Binding prescription for whom?
GeorgiusThomas wrote:
I can for the sake of argument grant you the first bit. What allows you to convert this description into a binding norm?
Binding norm for whom?
GeorgiusThomas wrote:
The NT, considered as a historical source, does not treat this as normative, at least not too clearly, nor do the Fathers conscripted by Hart and Feser.
Normative for whom?
Don't you see that you are neglecting something crucial here? You are speaking in half-sentences.
GeorgiusThomas wrote:
So how precisely do you obtain this conversion, and hence at least some of the criteria you think are useful in assessing Christianness?

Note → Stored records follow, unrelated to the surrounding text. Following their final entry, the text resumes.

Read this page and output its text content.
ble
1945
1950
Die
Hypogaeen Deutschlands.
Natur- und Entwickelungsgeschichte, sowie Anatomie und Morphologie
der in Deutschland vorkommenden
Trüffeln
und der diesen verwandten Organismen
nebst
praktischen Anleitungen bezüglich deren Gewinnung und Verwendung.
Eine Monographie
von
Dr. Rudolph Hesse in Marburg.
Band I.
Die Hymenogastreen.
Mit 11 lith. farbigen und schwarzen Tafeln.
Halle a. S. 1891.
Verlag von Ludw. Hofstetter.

The meaning of your question depends on what you have left unanswered above.
GeorgiusThomas wrote:
One other thing: I think that the state, on the hypothetical "pure nature" divine economy, would also be the highest legal authority in matters concerning the exercise of the virtue of religion (and here most cultures in the world seem to agree). Would you deny even the -negative- prescription addressed to the prince by Christianity? Or do you think the state must also establish natural religion?
I have said before and I say again: The state, by virtue of being secular, can do anything. There is no necessity to any particular state action or inaction. In the secular world, everything is possible with the corresponding consequences, good and evil.
GeorgiusThomas wrote:
Also, I have to repeat (or rather make explicit) my question: do you think that all people have a duty to profess Christianity (qua the true religion)? If not, why, given that it's true?
Spell out your stance properly: You want to dictate each and every soul their religion.
My stance: No. For many reasons. For one, "true" has many meanings, particularly in "true religion". For another, "true religion", whatever it means, becomes false religiosity when it's forced on people. It's false religiosity even when it's a "naturally" inherited cultural ballast.
GeorgiusThomas wrote:
This is where the conflict is: under natural law, the common good of civil society is a great concern, so grave in fact, that you should be prepared to die and kill for it, not to mention the practical need for an ordered public life, its utility for survival, education, growth in knowledge and virtue etc.
No, that's not where the conflict is. Both Christians and non-Christians alike can be in harmony with natural law. This is not what makes Christians special, it's not what makes NT special as the scripture for Christians. Non-Christians can be "good" in terms of natural law without NT.
The conflict is in the contention that natural law, knowledge of it and compliance to it, is somehow a Christian privilege or special to Christians. It isn't.
In the secular world, there are both good people (e.g. Good Samaritan) and the bad in terms of natural law, but there are no holy people. Only Christians are holy - not of this world.